"Mas acreditar nisso seria esquecer os dias em que Paulo Portas
nos surgiu como o mentor de uma reforma do Estado que nunca aconteceu, as horas
em que o vice-primeiro-ministro apresentou ao país a sua "irrevogável
demissão", ou ainda os momentos em que, fazendo ele de D. Quixote e a
ministra das Finanças de Sancho Pança, investiram contra a Europa e o FMI
exigindo tolerância nas metas do défice."
O OE de 2014 é filho do fracasso da reforma do Estado, da derrota com a
troika e da crise de Portas
A menos de um ano do fim do programa de ajustamento,
da saída da troika e do veredicto sobre a necessidade ou não de um novo resgate,
o Governo deixou-se de lirismos no orçamento e dedicou-se a atirar sobre alvos
sem hipóteses de recuo ou de fuga: os funcionários públicos e os pensionistas.
Aconteça o que acontecer, mais de 80% da consolidação orçamental necessária para
fazer baixar o défice para 4% do produto estão garantidos com os cortes nos
salários dos servidores do Estado e das pensões. Se até agora o Governo
arriscava nas incertezas dos acréscimos da receita fiscal, sempre sujeitos aos
humores da conjuntura, desta vez fez a revisão em baixa de todas as expectativas
e decidiu subtrair na folha de pagamentos do seu pessoal e dos pensionistas. Em
circunstâncias normais, poderia pensar-se num acto que resulta de uma reflexão
ponderada e longa sobre o que fazer no futuro próximo. Mas acreditar nisso seria
esquecer os dias em que Paulo Portas nos surgiu como o mentor de uma reforma do
Estado que nunca aconteceu, as horas em que o vice-primeiro-ministro apresentou
ao país a sua "irrevogável demissão", ou ainda os momentos em que, fazendo ele
de D. Quixote e a ministra das Finanças de Sancho Pança, investiram contra a
Europa e o FMI exigindo tolerância nas metas do défice. Ficando todas estas
iniciativas marcadas pelo desnorte e condenadas pelo fracasso, restava ao
Governo usar o seu último fôlego para evitar a todo o custo o segundo resgate.

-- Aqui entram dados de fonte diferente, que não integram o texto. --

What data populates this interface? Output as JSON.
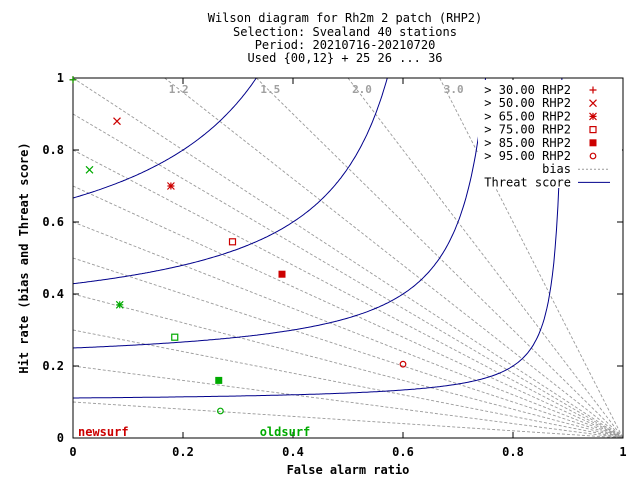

Para o ajudar, foram convocados o brutal aumento de impostos de 2013, 660 mil
funcionários do Estado, incluindo os que ganham 600 euros, os carros de serviço
e a gasóleo, o tabaco e o uísque, as eléctricas e a banca. Em desespero de
causa, o Governo que prometera ao país uma solução programática com amanhãs que
cantam recorre a tudo o que mexe para evitar a derrota final, a sua e a do país,
no Verão de 2014. Oxalá tenha sorte. Porque depois do que vivemos, mérito é
coisa que dificilmente poderá reclamar.